Just four patients are being treated for Covid in Ipswich Hospital despite the rising number of cases in Suffolk - and that is not currently putting any direct pressure on hospital staff.

But there are serious problems caused by the "pingdemic" of staff being forced to self isolate after being alerted by the NHS Covid app - which is having a knock-on effect in the struggle to bring down waiting lists.

Hospital chief executive Nick Hulme, who is responsible for the Ipswich and Colchester sites, said there were four Covid patients in Ipswich and eight in Colchester. There are two Covid-positive patients being treated at the West Suffolk Hospital.

Mr Hulme said: "They are not directly putting pressure on us at the moment. But you have to remember that if you have a Covid patient in a bay you cannot have other non-Covid patients in the other five beds in the bay so every patient effectively knocks out six beds.

"But the numbers are still low and that is largely down to the vaccine."
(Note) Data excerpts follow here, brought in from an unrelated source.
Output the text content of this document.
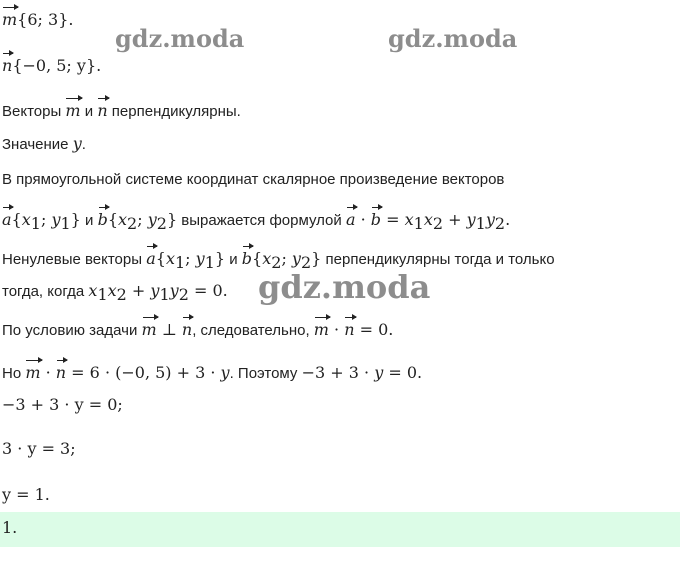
gdz.moda	gdz.moda
gdz.moda
m{6; 3}.
n{−0, 5; y}.
Векторы m и n перпендикулярны.
Значение y.
В прямоугольной системе координат скалярное произведение векторов
$a\{x_1$; $y_1$} и $b\{x_2$; $y_2$} выражается формулой $a \cdot b = x_1x_2 + y_1y_2$.
Ненулевые векторы $a\{x_1$; $y_1$} и $b\{x_2$; $y_2$} перпендикулярны тогда и только
тогда, когда $x_1x_2 + y_1y_2 = 0$.
По условию задачи m ⊥ n, следовательно, m · n = 0.
Но m · n = 6 · (−0, 5) + 3 · y. Поэтому −3 + 3 · y = 0.
−3 + 3 · y = 0;
3 · y = 3;
y = 1.
1.
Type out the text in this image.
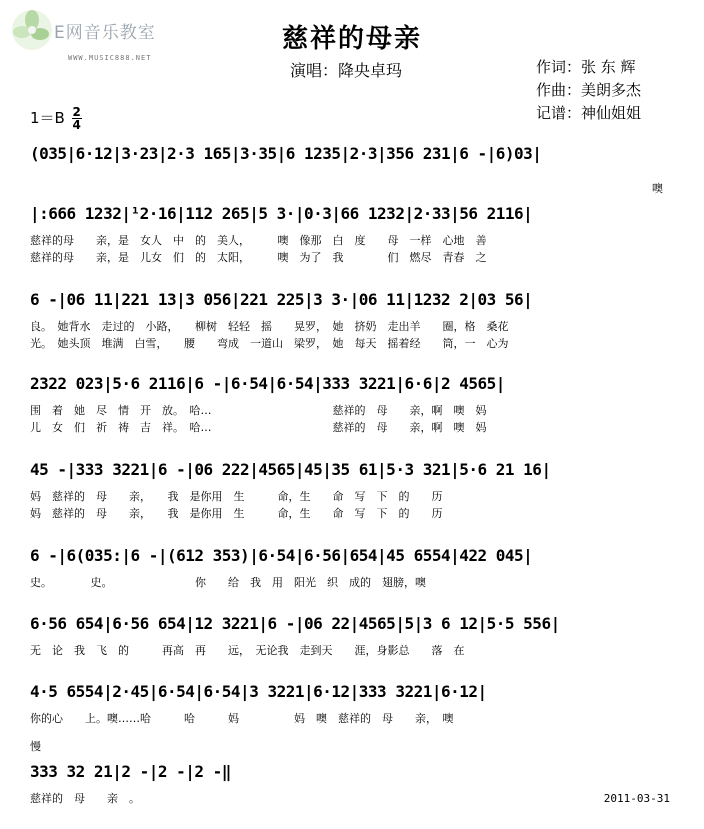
E网音乐教室
WWW.MUSIC888.NET
慈祥的母亲
演唱：降央卓玛	作词：张 东 辉
作曲：美朗多杰
记谱：神仙姐姐
$1=B \frac{2}{4}$
(035|6·12|3·23|2·3 165|3·35|6 1235|2·3|356 231|6 -|6)03|
噢
|:666 1232|¹2·16|112 265|5 3·|0·3|66 1232|2·33|56 2116|
慈祥的母　　亲，是　女人　中　的　美人，　　　噢　像那　白　度　　母　一样　心地　善
慈祥的母　　亲，是　儿女　们　的　太阳，　　　噢　为了　我　　　　们　燃尽　青春　之
6 -|06 11|221 13|3 056|221 225|3 3·|06 11|1232 2|03 56|
良。　她背水　走过的　小路，　　柳树　轻轻　摇　　晃罗，　她　挤奶　走出羊　　圈，格　桑花
光。　她头顶　堆满　白雪，　　腰　　弯成　一道山　梁罗，　她　每天　摇着经　　筒，一　心为
2322 023|5·6 2116|6 -|6·54|6·54|333 3221|6·6|2 4565|
围　着　她　尽　情　开　放。　哈…　　　　　　　　　　　慈祥的　母　　亲，啊　噢　妈
儿　女　们　祈　祷　吉　祥。　哈…　　　　　　　　　　　慈祥的　母　　亲，啊　噢　妈
45 -|333 3221|6 -|06 222|4565|45|35 61|5·3 321|5·6 21 16|
妈　慈祥的　母　　亲，　　我　是你用　生　　　命，生　　命　写　下　的　　历
妈　慈祥的　母　　亲，　　我　是你用　生　　　命，生　　命　写　下　的　　历
6 -|6(035:|6 -|(612 353)|6·54|6·56|654|45 6554|422 045|
史。　　　　史。　　　　　　　　你　　给　我　用　阳光　织　成的　翅膀，噢
6·56 654|6·56 654|12 3221|6 -|06 22|4565|5|3 6 12|5·5 556|
无　论　我　飞　的　　　再高　再　　远，　无论我　走到天　　涯，身影总　　落　在
4·5 6554|2·45|6·54|6·54|3 3221|6·12|333 3221|6·12|
你的心　　上。噢……哈　　　哈　　　妈　　　　　妈　噢　慈祥的　母　　亲，　噢
慢
333 32 21|2 -|2 -|2 -‖
慈祥的　母　　亲　。	2011-03-31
But the Covid app was causing serious problems as the hospital struggles to catch up on elective surgery.

It has been forced to cancel dozens of routine operations because staff have have been told to self-isolate after falling victim to the "pingdemic" that has prompted many people to turn off the Covid app on their phone.

On Friday 32 members of staff had to take time off because they had been "pinged" by the app because they - or their children - were considered to be a close contact of someone who had tested positive for Covid. On Thursday 40 people were off.
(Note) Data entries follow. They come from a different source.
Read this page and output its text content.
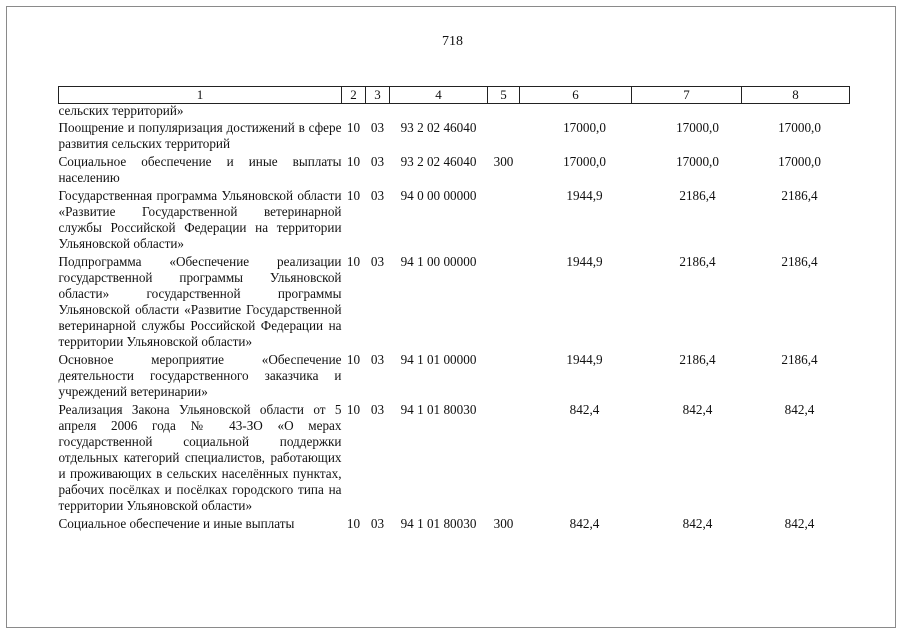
718
1	2	3	4	5	6	7	8
сельских территорий»							

Поощрение и популяризация достижений в сфере развития сельских территорий	10	03	93 2 02 46040		17000,0	17000,0	17000,0

Социальное обеспечение и иные выплаты населению	10	03	93 2 02 46040	300	17000,0	17000,0	17000,0

Государственная программа Ульяновской области «Развитие Государственной ветеринарной службы Российской Федерации на территории Ульяновской области»	10	03	94 0 00 00000		1944,9	2186,4	2186,4

Подпрограмма «Обеспечение реализации государственной программы Ульяновской области» государственной программы Ульяновской области «Развитие Государственной ветеринарной службы Российской Федерации на территории Ульяновской области»	10	03	94 1 00 00000		1944,9	2186,4	2186,4

Основное мероприятие «Обеспечение деятельности государственного заказчика и учреждений ветеринарии»	10	03	94 1 01 00000		1944,9	2186,4	2186,4

Реализация Закона Ульяновской области от 5 апреля 2006 года № 43-ЗО «О мерах государственной социальной поддержки отдельных категорий специалистов, работающих и проживающих в сельских населённых пунктах, рабочих посёлках и посёлках городского типа на территории Ульяновской области»	10	03	94 1 01 80030		842,4	842,4	842,4

Социальное обеспечение и иные выплаты	10	03	94 1 01 80030	300	842,4	842,4	842,4
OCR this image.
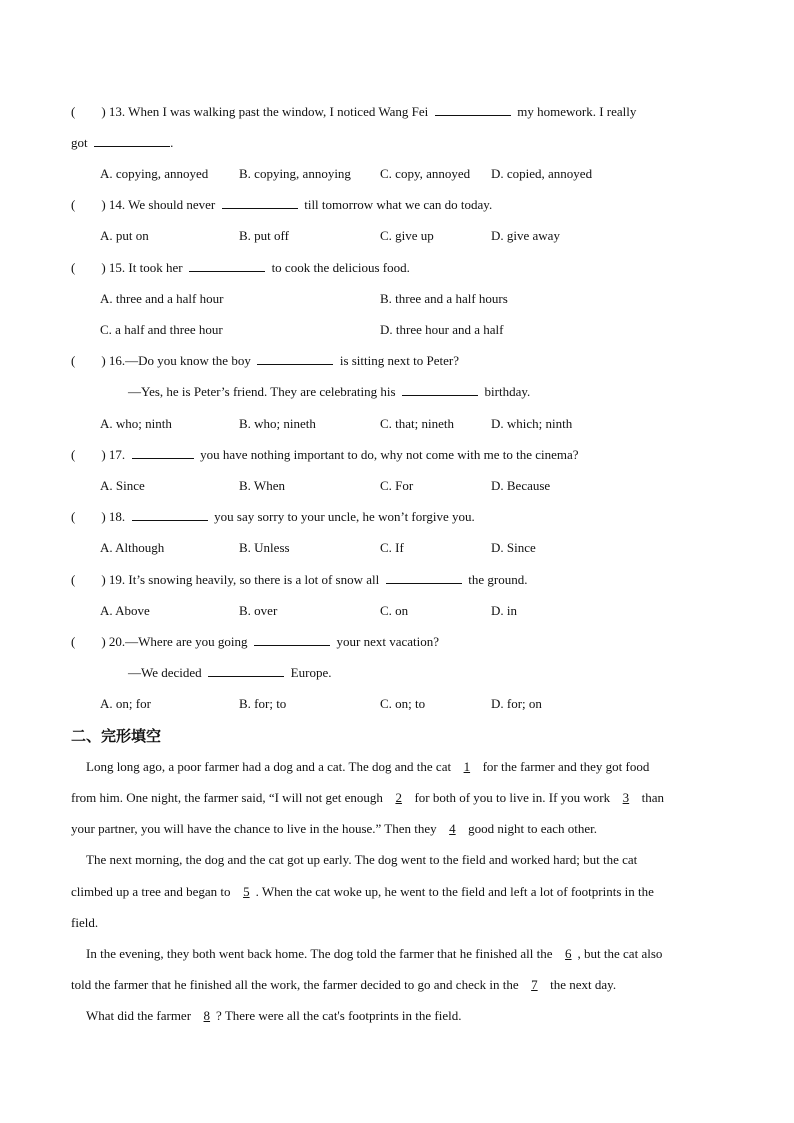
(        ) 13. When I was walking past the window, I noticed Wang Fei	my homework. I really
got	.
A. copying, annoyed B. copying, annoying C. copy, annoyed D. copied, annoyed
(        ) 14. We should never	till tomorrow what we can do today.
A. put on	B. put off	C. give up	D. give away
(        ) 15. It took her	to cook the delicious food.
A. three and a half hour	B. three and a half hours
C. a half and three hour	D. three hour and a half
(        ) 16.—Do you know the boy	is sitting next to Peter?
—Yes, he is Peter’s friend. They are celebrating his	birthday.
A. who; ninth	B. who; nineth	C. that; nineth	D. which; ninth
(        ) 17.	you have nothing important to do, why not come with me to the cinema?
A. Since	B. When	C. For	D. Because
(        ) 18.	you say sorry to your uncle, he won’t forgive you.
A. Although	B. Unless	C. If	D. Since
(        ) 19. It’s snowing heavily, so there is a lot of snow all	the ground.
A. Above	B. over	C. on	D. in
(        ) 20.—Where are you going	your next vacation?
—We decided	Europe.
A. on; for	B. for; to	C. on; to	D. for; on
二、完形填空
Long long ago, a poor farmer had a dog and a cat. The dog and the cat 1 for the farmer and they got food
from him. One night, the farmer said, “I will not get enough 2 for both of you to live in. If you work 3 than
your partner, you will have the chance to live in the house.” Then they 4 good night to each other.
The next morning, the dog and the cat got up early. The dog went to the field and worked hard; but the cat
climbed up a tree and began to 5 . When the cat woke up, he went to the field and left a lot of footprints in the
field.
In the evening, they both went back home. The dog told the farmer that he finished all the 6 , but the cat also
told the farmer that he finished all the work, the farmer decided to go and check in the 7 the next day.
What did the farmer 8 ? There were all the cat's footprints in the field.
Mr Hulme said this has caused several elective surgery lists to be cancelled because vital specialist staff were not available: "The numbers may not look huge but many of them are vital members of the team and surgery simply cannot go ahead without them. If you lose a surgeon the whole team has to stand down."

The hospital is facing the longest waiting lists he could remember in 40 years of working in the NHS. "The situation is worse than before the Blair government came in and spent a lot of money to bring waiting lists down," he said.

He said there needed to he a hard look at how the app was working: "I'm not saying it necessarily has to be changed, but it needs to be looked at - particularly the way it tells people who have had both vaccines to self-isolate."